Compute Laplacians, spectral clustering.

python
import numpy as np
from sklearn.cluster import SpectralClustering
from sklearn.metrics import pairwise_distances
import matplotlib.pyplot as plt

# Generate moon data
from sklearn.datasets import make_moons
X, _ = make_moons(n_samples=200, noise=0.05, random_state=0)

# Graph Laplacian (simplified)
dist = pairwise_distances(X)
sigma = 0.5
A = np.exp(-dist**2 / (2 * sigma**2))
A[A < 0.1] = 0  # Threshold
D = np.diag(A.sum(axis=1))
L = D - A
eigvals, eigvecs = np.linalg.eigh(L)

# Spectral clustering
sc = SpectralClustering(n_clusters=2, affinity='nearest_neighbors', random_state=0)
labels = sc.fit_predict(X)
plt.scatter(X[:,0], X[:,1], c=labels)
plt.title("Spectral Clustering on Moons")
plt.show()

# ML: Laplacian eigenmaps
k = 2
U = eigvecs[:,1:k+1]  # Skip zero eig
plt.scatter(U[:,0], U[:,1])
plt.title("Laplacian Eigenmaps")
plt.show()
rust
use nalgebra::{DMatrix, SVD};
use rand::Rng;

fn main() {
    let mut rng = rand::thread_rng();
    let n = 200;
    let x: Vec<[f64; 2]> = (0..n).map(|_| {
        let r = rng.gen_range(0.0..std::f64::consts::PI);
        let noise = rng.gen::<f64>() * 0.1 - 0.05;
        [r.cos() + noise, r.sin() + noise]
    }).collect();
    // Second moon omitted for brevity

    // Simplified Laplacian
    let dist = DMatrix::zeros(n, n);
    // Compute pairwise, threshold to A
    // D = diag sum A
    // L = D - A
    // SVD for eigs
    let svd = SVD::new(L, true, true);
    let eigvecs = svd.u.unwrap();

    // Spectral clustering placeholder

    // Eigenmaps
    let k = 2;
    let u = eigvecs.columns(1, k);
    // Plot omitted
}

Implements Laplacian, spectral clustering, eigenmaps.

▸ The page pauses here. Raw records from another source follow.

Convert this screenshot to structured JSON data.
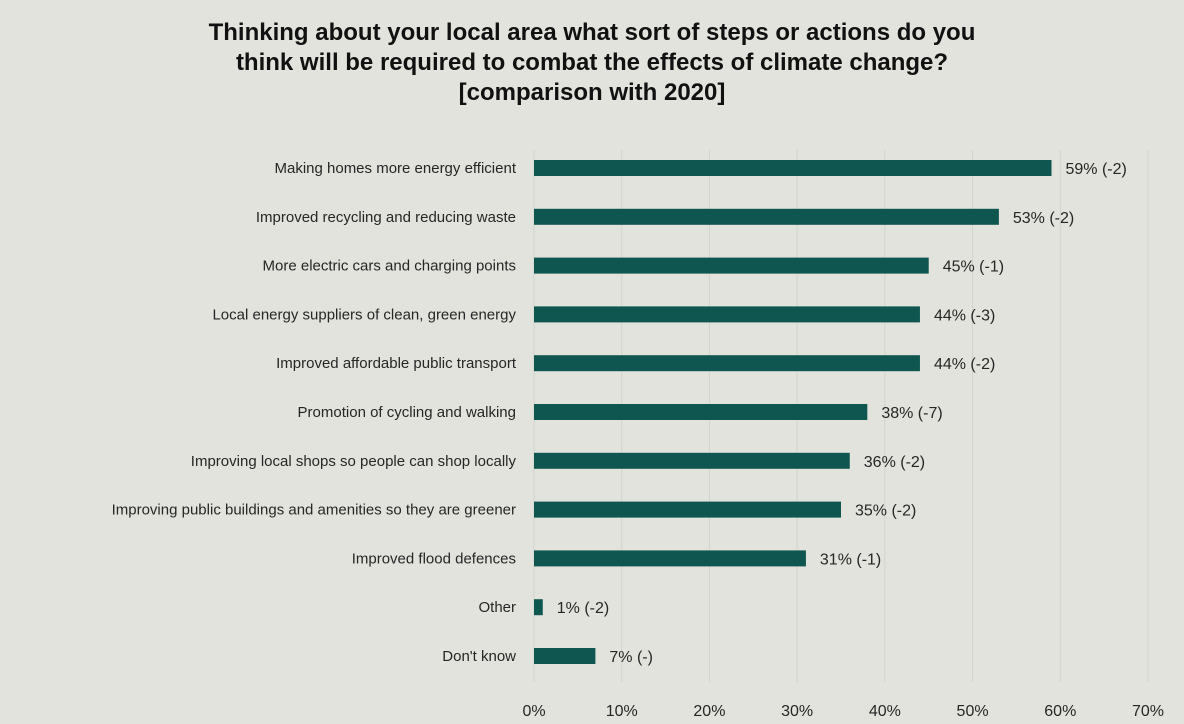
{
  "chart_data": {
    "type": "bar",
    "orientation": "horizontal",
    "title_lines": [
      "Thinking about your local area what sort of steps or actions do you",
      "think will be required to combat the effects of climate change?",
      "[comparison with 2020]"
    ],
    "categories": [
      "Making homes more energy efficient",
      "Improved recycling and reducing waste",
      "More electric cars and charging points",
      "Local energy suppliers of clean, green energy",
      "Improved affordable public transport",
      "Promotion of cycling and walking",
      "Improving local shops so people can shop locally",
      "Improving public buildings and amenities so they are greener",
      "Improved flood defences",
      "Other",
      "Don't know"
    ],
    "values": [
      59,
      53,
      45,
      44,
      44,
      38,
      36,
      35,
      31,
      1,
      7
    ],
    "data_labels": [
      "59% (-2)",
      "53% (-2)",
      "45% (-1)",
      "44% (-3)",
      "44% (-2)",
      "38% (-7)",
      "36% (-2)",
      "35% (-2)",
      "31% (-1)",
      "1% (-2)",
      "7% (-)"
    ],
    "x_ticks": [
      0,
      10,
      20,
      30,
      40,
      50,
      60,
      70
    ],
    "x_tick_labels": [
      "0%",
      "10%",
      "20%",
      "30%",
      "40%",
      "50%",
      "60%",
      "70%"
    ],
    "xlim": [
      0,
      70
    ],
    "xlabel": "",
    "ylabel": "",
    "grid": true,
    "legend": false,
    "bar_color": "#0f5650",
    "background_color": "#e2e3dd"
  }
}
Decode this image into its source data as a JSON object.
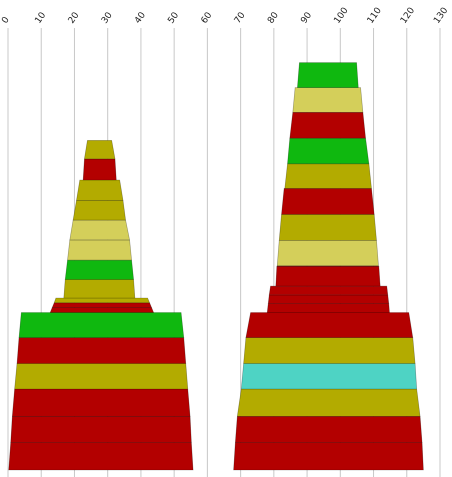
{
  "chart_data": {
    "type": "area",
    "title": "",
    "xlabel": "",
    "ylabel": "",
    "xlim": [
      0,
      130
    ],
    "ylim": [
      0,
      100
    ],
    "x_ticks": [
      0,
      10,
      20,
      30,
      40,
      50,
      60,
      70,
      80,
      90,
      100,
      110,
      120,
      130
    ],
    "grid": "vertical",
    "colors": {
      "dark_red": "#b30000",
      "olive": "#b3ab00",
      "light_olive": "#d4cf5a",
      "green": "#0fb80f",
      "teal": "#4ed3c4"
    },
    "shapes": [
      {
        "name": "left stack",
        "bands": [
          {
            "y0": 0.0,
            "y1": 6.2,
            "left0": 0.2,
            "right0": 55.7,
            "left1": 0.8,
            "right1": 55.2,
            "color": "dark_red"
          },
          {
            "y0": 6.2,
            "y1": 12.2,
            "left0": 0.8,
            "right0": 55.2,
            "left1": 1.3,
            "right1": 54.8,
            "color": "dark_red"
          },
          {
            "y0": 12.2,
            "y1": 18.4,
            "left0": 1.3,
            "right0": 54.8,
            "left1": 2.0,
            "right1": 54.1,
            "color": "dark_red"
          },
          {
            "y0": 18.4,
            "y1": 24.2,
            "left0": 2.0,
            "right0": 54.1,
            "left1": 2.7,
            "right1": 53.5,
            "color": "olive"
          },
          {
            "y0": 24.2,
            "y1": 30.1,
            "left0": 2.7,
            "right0": 53.5,
            "left1": 3.3,
            "right1": 52.9,
            "color": "dark_red"
          },
          {
            "y0": 30.1,
            "y1": 35.8,
            "left0": 3.3,
            "right0": 52.9,
            "left1": 4.0,
            "right1": 52.1,
            "color": "green"
          },
          {
            "y0": 35.8,
            "y1": 36.9,
            "left0": 12.7,
            "right0": 43.8,
            "left1": 13.3,
            "right1": 43.2,
            "color": "dark_red"
          },
          {
            "y0": 36.9,
            "y1": 38.0,
            "left0": 13.3,
            "right0": 43.2,
            "left1": 13.9,
            "right1": 42.6,
            "color": "dark_red"
          },
          {
            "y0": 38.0,
            "y1": 39.1,
            "left0": 13.9,
            "right0": 42.6,
            "left1": 14.4,
            "right1": 42.0,
            "color": "olive"
          },
          {
            "y0": 39.1,
            "y1": 43.3,
            "left0": 16.8,
            "right0": 38.2,
            "left1": 17.2,
            "right1": 37.8,
            "color": "olive"
          },
          {
            "y0": 43.3,
            "y1": 47.7,
            "left0": 17.2,
            "right0": 37.8,
            "left1": 17.9,
            "right1": 37.2,
            "color": "green"
          },
          {
            "y0": 47.7,
            "y1": 52.3,
            "left0": 17.9,
            "right0": 37.2,
            "left1": 18.6,
            "right1": 36.6,
            "color": "light_olive"
          },
          {
            "y0": 52.3,
            "y1": 56.8,
            "left0": 18.6,
            "right0": 36.6,
            "left1": 19.6,
            "right1": 35.4,
            "color": "light_olive"
          },
          {
            "y0": 56.8,
            "y1": 61.3,
            "left0": 19.6,
            "right0": 35.4,
            "left1": 20.6,
            "right1": 34.6,
            "color": "olive"
          },
          {
            "y0": 61.3,
            "y1": 65.9,
            "left0": 20.6,
            "right0": 34.6,
            "left1": 21.6,
            "right1": 33.6,
            "color": "olive"
          },
          {
            "y0": 65.9,
            "y1": 70.7,
            "left0": 22.6,
            "right0": 32.6,
            "left1": 23.0,
            "right1": 32.2,
            "color": "dark_red"
          },
          {
            "y0": 70.7,
            "y1": 74.9,
            "left0": 23.0,
            "right0": 32.2,
            "left1": 23.9,
            "right1": 31.2,
            "color": "olive"
          }
        ]
      },
      {
        "name": "right stack",
        "bands": [
          {
            "y0": 0.0,
            "y1": 6.2,
            "left0": 67.9,
            "right0": 125.0,
            "left1": 68.4,
            "right1": 124.6,
            "color": "dark_red"
          },
          {
            "y0": 6.2,
            "y1": 12.2,
            "left0": 68.4,
            "right0": 124.6,
            "left1": 69.0,
            "right1": 124.0,
            "color": "dark_red"
          },
          {
            "y0": 12.2,
            "y1": 18.4,
            "left0": 69.0,
            "right0": 124.0,
            "left1": 70.2,
            "right1": 123.0,
            "color": "olive"
          },
          {
            "y0": 18.4,
            "y1": 24.2,
            "left0": 70.2,
            "right0": 123.0,
            "left1": 70.9,
            "right1": 122.5,
            "color": "teal"
          },
          {
            "y0": 24.2,
            "y1": 30.1,
            "left0": 70.9,
            "right0": 122.5,
            "left1": 71.6,
            "right1": 121.8,
            "color": "olive"
          },
          {
            "y0": 30.1,
            "y1": 35.8,
            "left0": 71.6,
            "right0": 121.8,
            "left1": 73.0,
            "right1": 120.6,
            "color": "dark_red"
          },
          {
            "y0": 35.8,
            "y1": 37.8,
            "left0": 78.0,
            "right0": 114.8,
            "left1": 78.3,
            "right1": 114.6,
            "color": "dark_red"
          },
          {
            "y0": 37.8,
            "y1": 39.8,
            "left0": 78.3,
            "right0": 114.6,
            "left1": 78.6,
            "right1": 114.3,
            "color": "dark_red"
          },
          {
            "y0": 39.8,
            "y1": 41.8,
            "left0": 78.6,
            "right0": 114.3,
            "left1": 79.0,
            "right1": 114.0,
            "color": "dark_red"
          },
          {
            "y0": 41.8,
            "y1": 46.2,
            "left0": 80.6,
            "right0": 112.0,
            "left1": 80.9,
            "right1": 111.6,
            "color": "dark_red"
          },
          {
            "y0": 46.2,
            "y1": 46.4,
            "left0": 80.9,
            "right0": 111.6,
            "left1": 81.0,
            "right1": 111.5,
            "color": "dark_red"
          },
          {
            "y0": 46.4,
            "y1": 52.2,
            "left0": 81.0,
            "right0": 111.5,
            "left1": 81.6,
            "right1": 110.9,
            "color": "light_olive"
          },
          {
            "y0": 52.2,
            "y1": 58.1,
            "left0": 81.6,
            "right0": 110.9,
            "left1": 82.3,
            "right1": 110.2,
            "color": "olive"
          },
          {
            "y0": 58.1,
            "y1": 64.0,
            "left0": 82.3,
            "right0": 110.2,
            "left1": 83.1,
            "right1": 109.4,
            "color": "dark_red"
          },
          {
            "y0": 64.0,
            "y1": 69.6,
            "left0": 83.3,
            "right0": 109.4,
            "left1": 84.1,
            "right1": 108.6,
            "color": "olive"
          },
          {
            "y0": 69.6,
            "y1": 75.4,
            "left0": 84.1,
            "right0": 108.6,
            "left1": 84.8,
            "right1": 107.6,
            "color": "green"
          },
          {
            "y0": 75.4,
            "y1": 81.3,
            "left0": 84.8,
            "right0": 107.6,
            "left1": 85.7,
            "right1": 106.8,
            "color": "dark_red"
          },
          {
            "y0": 81.3,
            "y1": 86.9,
            "left0": 85.7,
            "right0": 106.8,
            "left1": 86.4,
            "right1": 106.1,
            "color": "light_olive"
          },
          {
            "y0": 86.9,
            "y1": 92.6,
            "left0": 87.1,
            "right0": 105.4,
            "left1": 87.7,
            "right1": 104.9,
            "color": "green"
          }
        ]
      }
    ]
  }
}
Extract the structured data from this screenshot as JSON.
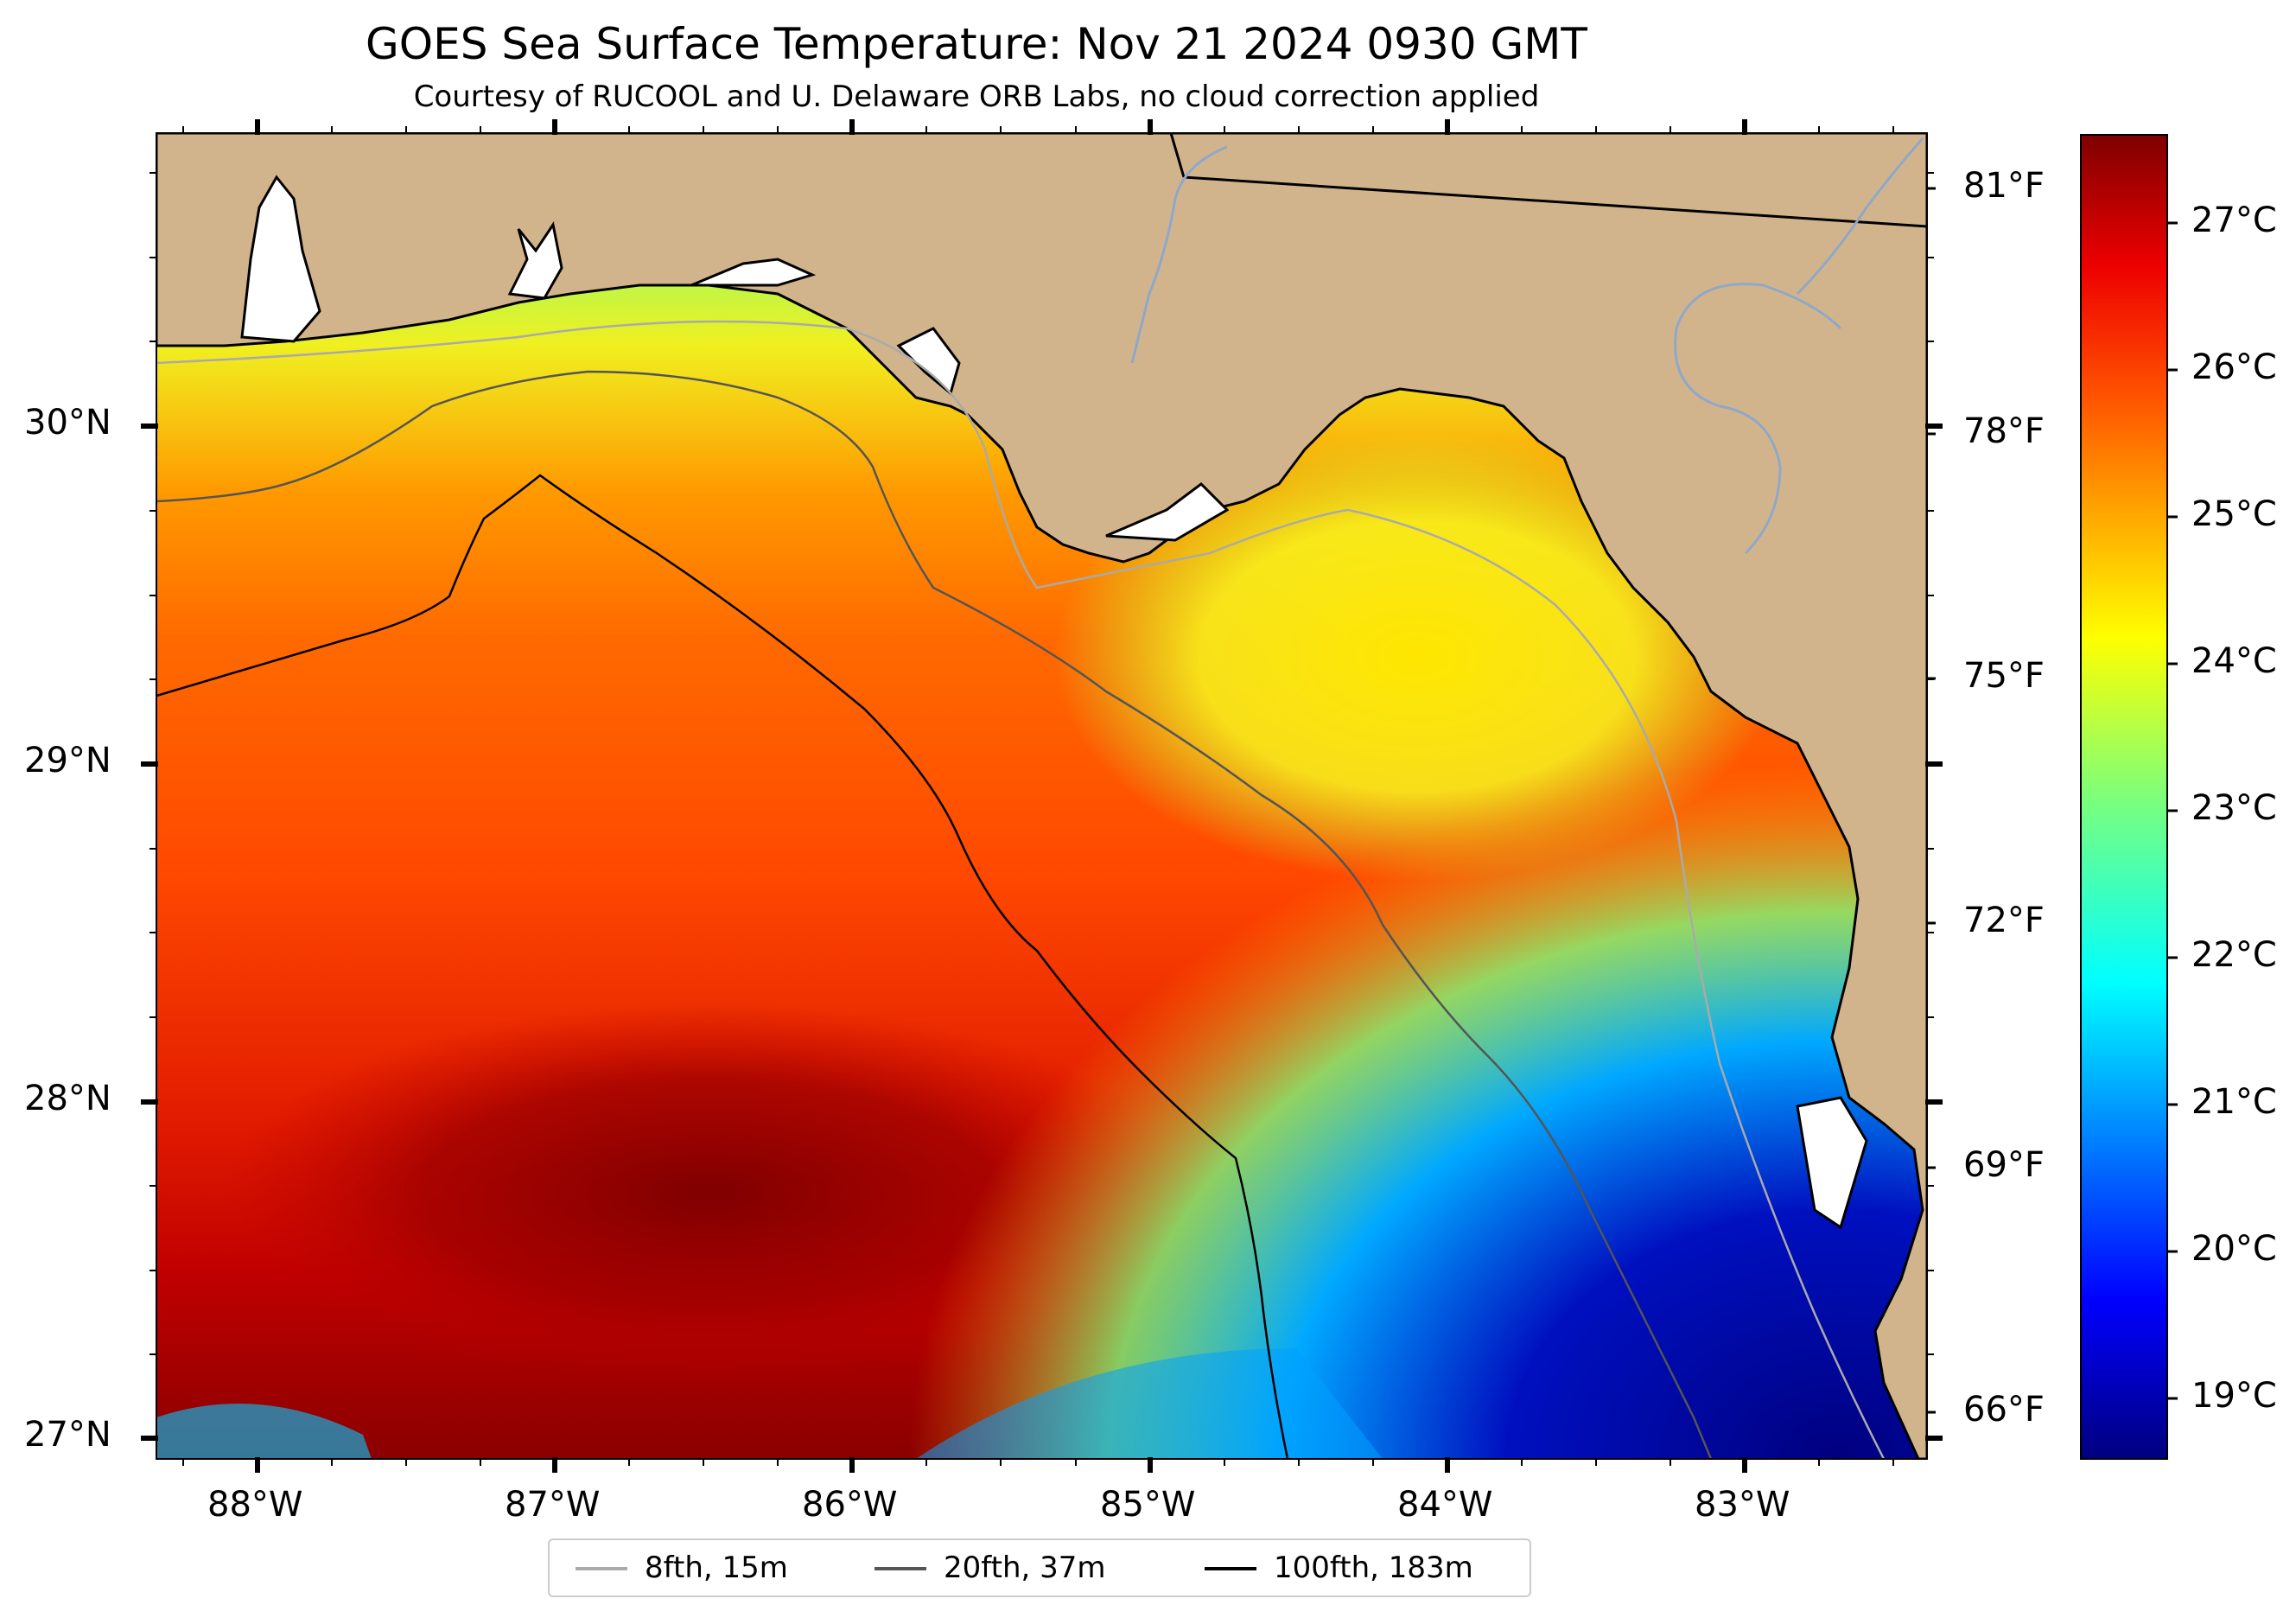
{
  "title": "GOES Sea Surface Temperature: Nov 21 2024 0930 GMT",
  "subtitle": "Courtesy of RUCOOL and U. Delaware ORB Labs, no cloud correction applied",
  "lat_labels": [
    "30°N",
    "29°N",
    "28°N",
    "27°N"
  ],
  "lon_labels": [
    "88°W",
    "87°W",
    "86°W",
    "85°W",
    "84°W",
    "83°W"
  ],
  "fahrenheit_labels": [
    "81°F",
    "78°F",
    "75°F",
    "72°F",
    "69°F",
    "66°F"
  ],
  "celsius_labels": [
    "27°C",
    "26°C",
    "25°C",
    "24°C",
    "23°C",
    "22°C",
    "21°C",
    "20°C",
    "19°C"
  ],
  "legend": [
    {
      "label": "8fth, 15m",
      "color": "#aaaaaa"
    },
    {
      "label": "20fth, 37m",
      "color": "#555555"
    },
    {
      "label": "100fth, 183m",
      "color": "#000000"
    }
  ],
  "colors": {
    "land": "#d2b48c",
    "colormap": "jet",
    "coastline": "#000000",
    "rivers": "#8fa8c8"
  },
  "colorbar_range_c": [
    18.6,
    27.6
  ]
}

8. Symbolic Derivations with SymPy

Derive Laplacian eigs.

python
from sympy import Matrix, symbols

A = Matrix([[0,1,1],[1,0,1],[1,1,0]])
D = Matrix.diag([2,2,2])
L = D - A
print("Laplacian:", L)
eig = L.eigenvals()
print("Eigenvalues:", eig)
rust
fn main() {
    println!("Laplacian L = D - A");
}

9. Challenges in ML Applications

  • Large Graphs: Eigendecomposition costly; use approximations.
  • Non-Positive Edges: Signed graphs require specialized Laplacians.
  • Dynamic Graphs: Time-varying Laplacians.

10. Key ML Takeaways

  • Graph Laplacians encode connectivity: Spectral analysis.
  • Spectral clustering partitions graphs: Via eigs.
  • Eigenmaps reduce dimensions: Nonlinear.
  • ML relies on spectral: GNNs, clustering.
  • Code implements: Practical methods.

Spectral methods uncover ML data structure.


11. Summary

Explored spectral methods, graph Laplacians, spectral clustering, with ML applications. Examples and Python/Rust code bridge theory to practice. Essential for graph ML.

Word count: Approximately 3000.


Further Reading

  • Chung, Spectral Graph Theory.
  • Von Luxburg, "Tutorial on Spectral Clustering".
  • Ng, Jordan, Weiss, "On Spectral Clustering".
  • Rust: 'nalgebra' for linalg, 'rand' for sampling.